You see, many times we put up our defenses when confronted with challenges to who we know we are and our view of the world. We think we’re being strong. But in reality, as poet David Whyte notes,
“Vulnerability is not a weakness, a passing indisposition, or something we can arrange to do without, vulnerability is not a choice, vulnerability is the underlying, ever present and abiding undercurrent of our natural state. To run from vulnerability is to run from the essence of our nature, the attempt to be invulnerable is the vain attempt to become something we are not and most especially, to close off our understanding of the grief of others. More seriously, in refusing our vulnerability we refuse the help needed at every turn of our existence and immobilize the essential, tidal and conversational foundations of our identity.”

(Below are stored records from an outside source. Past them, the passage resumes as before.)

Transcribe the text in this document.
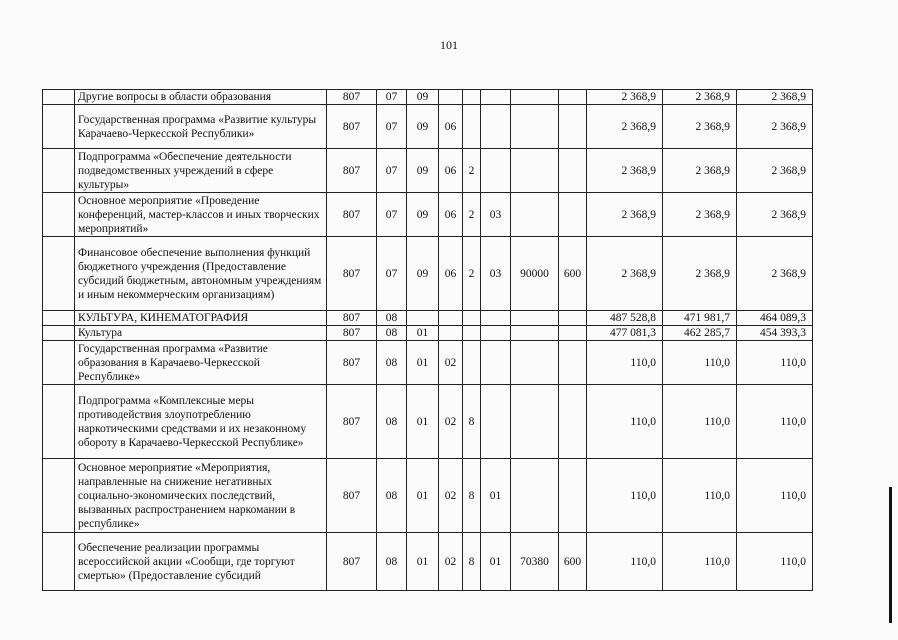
101
	Другие вопросы в области образования	807	07	09						2 368,9	2 368,9	2 368,9
	Государственная программа «Развитие культуры Карачаево-Черкесской Республики»	807	07	09	06					2 368,9	2 368,9	2 368,9
	Подпрограмма «Обеспечение деятельности подведомственных учреждений в сфере культуры»	807	07	09	06	2				2 368,9	2 368,9	2 368,9
	Основное мероприятие «Проведение конференций, мастер-классов и иных творческих мероприятий»	807	07	09	06	2	03			2 368,9	2 368,9	2 368,9
	Финансовое обеспечение выполнения функций бюджетного учреждения (Предоставление субсидий бюджетным, автономным учреждениям и иным некоммерческим организациям)	807	07	09	06	2	03	90000	600	2 368,9	2 368,9	2 368,9
	КУЛЬТУРА, КИНЕМАТОГРАФИЯ	807	08							487 528,8	471 981,7	464 089,3
	Культура	807	08	01						477 081,3	462 285,7	454 393,3
	Государственная программа «Развитие образования в Карачаево-Черкесской Республике»	807	08	01	02					110,0	110,0	110,0
	Подпрограмма «Комплексные меры противодействия злоупотреблению наркотическими средствами и их незаконному обороту в Карачаево-Черкесской Республике»	807	08	01	02	8				110,0	110,0	110,0
	Основное мероприятие «Мероприятия, направленные на снижение негативных социально-экономических последствий, вызванных распространением наркомании в республике»	807	08	01	02	8	01			110,0	110,0	110,0
	Обеспечение реализации программы всероссийской акции «Сообщи, где торгуют смертью» (Предоставление субсидий	807	08	01	02	8	01	70380	600	110,0	110,0	110,0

We need to answer the call to resist and rejoice with vulnerability. We should be listening to each other with a mind that says “I’m uncomfortable even as I witness this other person’s truth” and a heart that says “being open means being strong.”
I hope in the coming weeks, months, and years, you can be vulnerable to and with each other, to and with others from different cultures, classes, genders, races. Vulnerability is not a weakness. It is the key to our strength.